We all know the Frankenstein or Blade Runner template. When a brilliant, eccentric inventor has created an intelligent robot with an acute self-awareness and a somewhat unsettled emotionality, two things are certain to happen. One, the inventor is going to treat the robot callously and dismissively, mainly by failing to recognize its individuality (including the interesting possibility that the robot may have a semblance of a soul) as well as preventing the robot from venturing outside the inventor’s pre-determined scheme or realm. And two, sooner or later the robot is going to rebel against the inventor and probably kill him. Because the robot needs to break free and choose its own path but the inventor insists on being a dictator, etc.
So naturally your attitude when you sit down with Alex Garland‘s Ex Machina (A24, 4.10) is “okay, are we going to do the usual-usual or take things in another direction?” The answer is…okay, I won’t say. But it engages you despite what you suspect will probably happen. It’s a chilly but never dull behavioral thing — techy, beautifully designed, fascinating and definitely creepy at times. I was into every turn of the screw, start to finish.

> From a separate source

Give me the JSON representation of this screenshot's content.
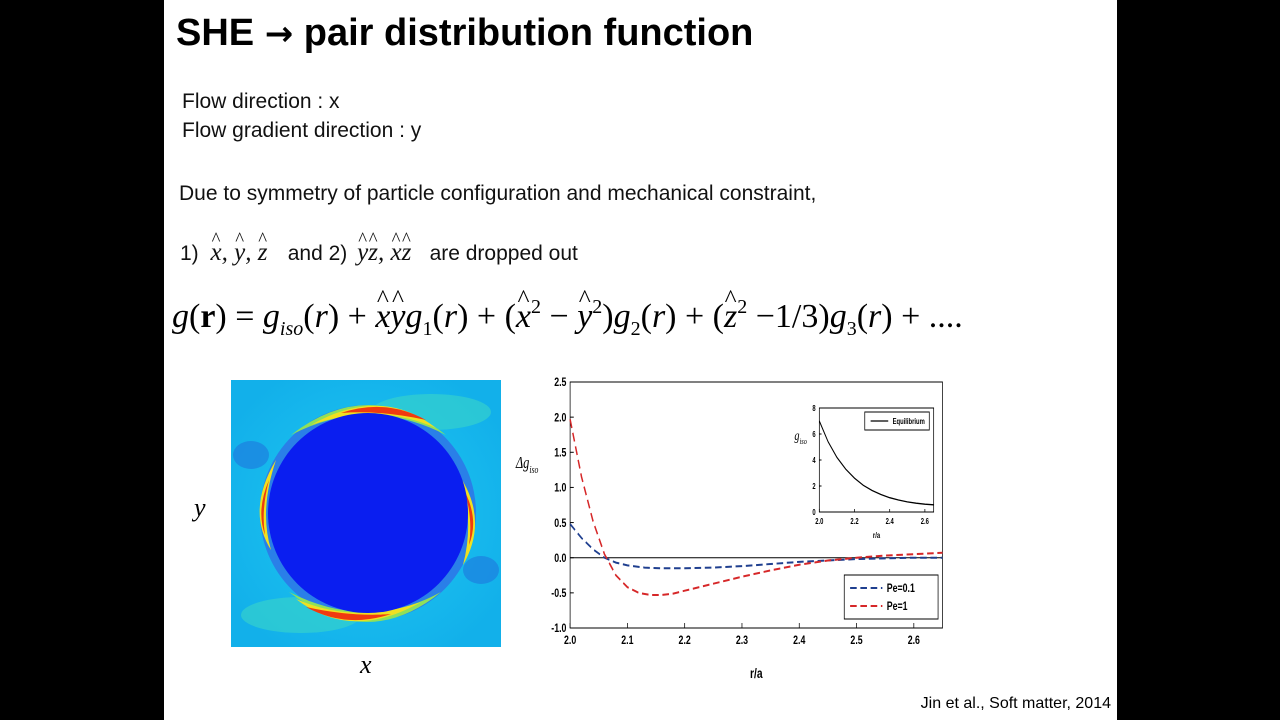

Ex Machina comes alive and gets under your skin (or it did mine, at least) because of a certain tone of casual, no-big-deal eccentricity. It’s not what anyone would call a comforting film, but Garland (author of four respected futuristic screenplays and three novels, including “The Beach“) composes and delivers a certain low-key, spotless vibe that feels…well, ordered. There’s never a feeling of emotional chaos — everything happens with deliberacy. Call it a vibe of crisp efficiency with an underlying feeling of something malevolent around the corner.
Fitting right into this is Oscar Isaac‘s Nathan, a super-rich, laid-back genius nutbag with a beard and a shaved head who has a low-key, no-big-deal, “I already know this” attitude about everything. Everything happens in a cool, downplayed, matter-of-fact way, and Garland, to his immense and lasting credit, never overcranks the emotion.